The word “spud” by the way, probably derives from the Germanic word meaning “spade”—and would originally have referred to the tool used to sow the potato eyes (I still find the notion of a tuber with eyes creepy), later to the act of sowing and thence to the fruit itself. Here’s a reference to the word spud from “The Ruined Maid” by Thomas Hardy (1840-1828) about a young girl who left home and turned to prostitution:

“You left us in tatters without shoes or socks,

Tired of digging potatoes, and spudding up docks*;

And now you’ve gay bracelets and bright feathers three!”

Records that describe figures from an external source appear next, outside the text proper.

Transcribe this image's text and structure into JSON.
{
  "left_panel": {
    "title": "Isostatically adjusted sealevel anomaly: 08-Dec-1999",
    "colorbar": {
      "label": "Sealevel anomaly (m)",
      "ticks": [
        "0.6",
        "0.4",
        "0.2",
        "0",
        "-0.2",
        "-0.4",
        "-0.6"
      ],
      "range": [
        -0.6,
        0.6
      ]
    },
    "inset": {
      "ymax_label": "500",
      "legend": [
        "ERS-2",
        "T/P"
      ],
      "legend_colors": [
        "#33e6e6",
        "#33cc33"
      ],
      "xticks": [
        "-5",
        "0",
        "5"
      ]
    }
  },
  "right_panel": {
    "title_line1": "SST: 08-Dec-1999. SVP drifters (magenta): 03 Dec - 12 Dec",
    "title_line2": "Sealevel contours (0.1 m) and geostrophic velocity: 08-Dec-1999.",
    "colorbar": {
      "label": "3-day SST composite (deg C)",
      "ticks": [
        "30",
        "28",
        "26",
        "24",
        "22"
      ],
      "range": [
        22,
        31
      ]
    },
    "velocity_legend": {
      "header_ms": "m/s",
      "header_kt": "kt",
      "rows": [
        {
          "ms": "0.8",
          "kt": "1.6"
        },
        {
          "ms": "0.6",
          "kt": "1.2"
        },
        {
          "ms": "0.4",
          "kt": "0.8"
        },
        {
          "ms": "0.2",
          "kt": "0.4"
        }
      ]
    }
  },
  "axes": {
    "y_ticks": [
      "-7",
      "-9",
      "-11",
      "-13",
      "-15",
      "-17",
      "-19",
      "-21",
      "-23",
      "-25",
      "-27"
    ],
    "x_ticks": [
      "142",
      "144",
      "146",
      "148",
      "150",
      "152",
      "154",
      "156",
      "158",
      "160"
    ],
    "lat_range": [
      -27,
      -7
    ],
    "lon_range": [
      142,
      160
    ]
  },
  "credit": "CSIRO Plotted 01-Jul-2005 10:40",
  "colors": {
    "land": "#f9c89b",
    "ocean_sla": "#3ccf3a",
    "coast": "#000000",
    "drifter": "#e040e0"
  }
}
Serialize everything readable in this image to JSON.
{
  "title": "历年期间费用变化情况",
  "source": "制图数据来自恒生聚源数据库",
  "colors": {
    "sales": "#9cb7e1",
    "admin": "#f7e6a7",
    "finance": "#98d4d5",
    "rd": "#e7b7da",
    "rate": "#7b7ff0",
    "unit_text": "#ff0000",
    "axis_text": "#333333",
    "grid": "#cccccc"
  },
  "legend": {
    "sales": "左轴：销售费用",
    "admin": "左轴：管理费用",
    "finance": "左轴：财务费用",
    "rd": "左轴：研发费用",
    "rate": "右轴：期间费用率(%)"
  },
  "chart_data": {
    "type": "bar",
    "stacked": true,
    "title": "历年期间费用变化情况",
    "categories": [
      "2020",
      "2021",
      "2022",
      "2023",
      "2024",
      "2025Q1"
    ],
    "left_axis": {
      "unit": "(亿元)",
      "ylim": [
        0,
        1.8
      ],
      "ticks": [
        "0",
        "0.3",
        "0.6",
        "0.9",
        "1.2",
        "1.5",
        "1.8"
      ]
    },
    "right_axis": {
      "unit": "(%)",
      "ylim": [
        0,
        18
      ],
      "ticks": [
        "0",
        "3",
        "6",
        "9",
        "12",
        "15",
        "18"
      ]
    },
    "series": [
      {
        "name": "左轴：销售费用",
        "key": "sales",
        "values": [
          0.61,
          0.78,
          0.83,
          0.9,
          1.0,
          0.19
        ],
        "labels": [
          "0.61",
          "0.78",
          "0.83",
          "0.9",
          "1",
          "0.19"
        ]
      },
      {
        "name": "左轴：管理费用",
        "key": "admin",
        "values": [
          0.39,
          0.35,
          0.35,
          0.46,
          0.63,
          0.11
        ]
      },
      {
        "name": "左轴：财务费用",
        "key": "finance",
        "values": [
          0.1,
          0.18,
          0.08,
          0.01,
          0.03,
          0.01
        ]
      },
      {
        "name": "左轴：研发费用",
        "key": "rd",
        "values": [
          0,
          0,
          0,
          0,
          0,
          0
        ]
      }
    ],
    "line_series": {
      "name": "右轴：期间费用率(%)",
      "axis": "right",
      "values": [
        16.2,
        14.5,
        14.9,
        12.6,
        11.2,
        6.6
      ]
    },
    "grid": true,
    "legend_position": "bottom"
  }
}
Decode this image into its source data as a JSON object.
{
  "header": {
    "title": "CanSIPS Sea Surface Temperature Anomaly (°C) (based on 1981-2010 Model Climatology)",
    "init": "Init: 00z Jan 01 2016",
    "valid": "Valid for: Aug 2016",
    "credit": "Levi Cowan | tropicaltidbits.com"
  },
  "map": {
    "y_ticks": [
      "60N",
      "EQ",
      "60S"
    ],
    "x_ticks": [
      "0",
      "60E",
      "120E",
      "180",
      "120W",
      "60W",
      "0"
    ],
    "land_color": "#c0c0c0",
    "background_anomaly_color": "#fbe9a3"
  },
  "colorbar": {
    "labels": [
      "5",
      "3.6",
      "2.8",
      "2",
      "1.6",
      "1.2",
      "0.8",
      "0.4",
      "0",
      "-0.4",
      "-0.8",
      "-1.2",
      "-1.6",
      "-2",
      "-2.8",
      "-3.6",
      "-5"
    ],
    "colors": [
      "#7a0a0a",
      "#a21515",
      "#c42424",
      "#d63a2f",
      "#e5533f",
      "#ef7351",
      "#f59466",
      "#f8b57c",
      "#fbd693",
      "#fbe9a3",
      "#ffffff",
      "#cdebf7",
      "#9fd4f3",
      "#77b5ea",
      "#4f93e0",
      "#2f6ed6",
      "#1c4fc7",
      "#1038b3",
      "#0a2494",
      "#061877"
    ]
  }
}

“Yes: that how we dress when we’re ruined,” said she.

*weeds

The Incas used a foot spade to plant potato eyes, and the Irish a stick or occasionally a simple spade. I say “simple” because the Irish who lived on the potato existed outside the cash economy almost entirely. That explains why a girl might prefer lying on, rather than digging, a lazy bed. Oh, yes, the English had more than one joke about that. But all in all, the English lost the Irish and we gained them, and strengthened our own culture thereby.

History of Potatoes

I mentioned that potatoes can be grown in a sack. It’s a great way to have a crop to brag on while, like the Irish, having done almost no work to secure it. Don’t need acreage—a sunlit patio will do. I read about this method of spud culture in a long-ago issue of The Whole Earth Catalog. Though this process has become so well known that it is now possible to buy potato bag kits, I think the method I learned is the best. And it works!

In the cool of early spring, fill a large burlap sack with potting soil, peat moss, plenty of fertilizer and moisture-retaining mulch in about equal parts. Seal up the open end. Lay the bag on its side on the ground where you want it to remain from sowing to harvesting. Spuds will enjoy full sun, but not very high (80-90º) temperatures. Cut holes in the top side of the bag, and into each hole insert potato pieces that you have cut and then dried for a day. Each piece should have 2 or 3 eyes (try not to think about the potatoes looking at you). I recommend red potatoes which have a lower glycemic level and more flavor, especially when harvested new. You can be haphazard or neat with your holes, but keep them about 6 inches apart.

No other fussing is required, though if you’re having drought you can sprinkle water on your bag, but do not douse. Potatoes like misting. A few weeks after the plants flower, you’ll feel the potatoes in the bag. So the next step is—voila!—harvest and eat.

If you want to try something different, be patriotic! Try a July mix of reds, whites and blues (now available in organic/whole-food stores). During the harvest, play the pan pipes and the fiddle to honor the international ancestry of the humble spud. And to bring it all back home, strike up a rousing pipe-fiddle-banjo rendition of Yankee Doodle.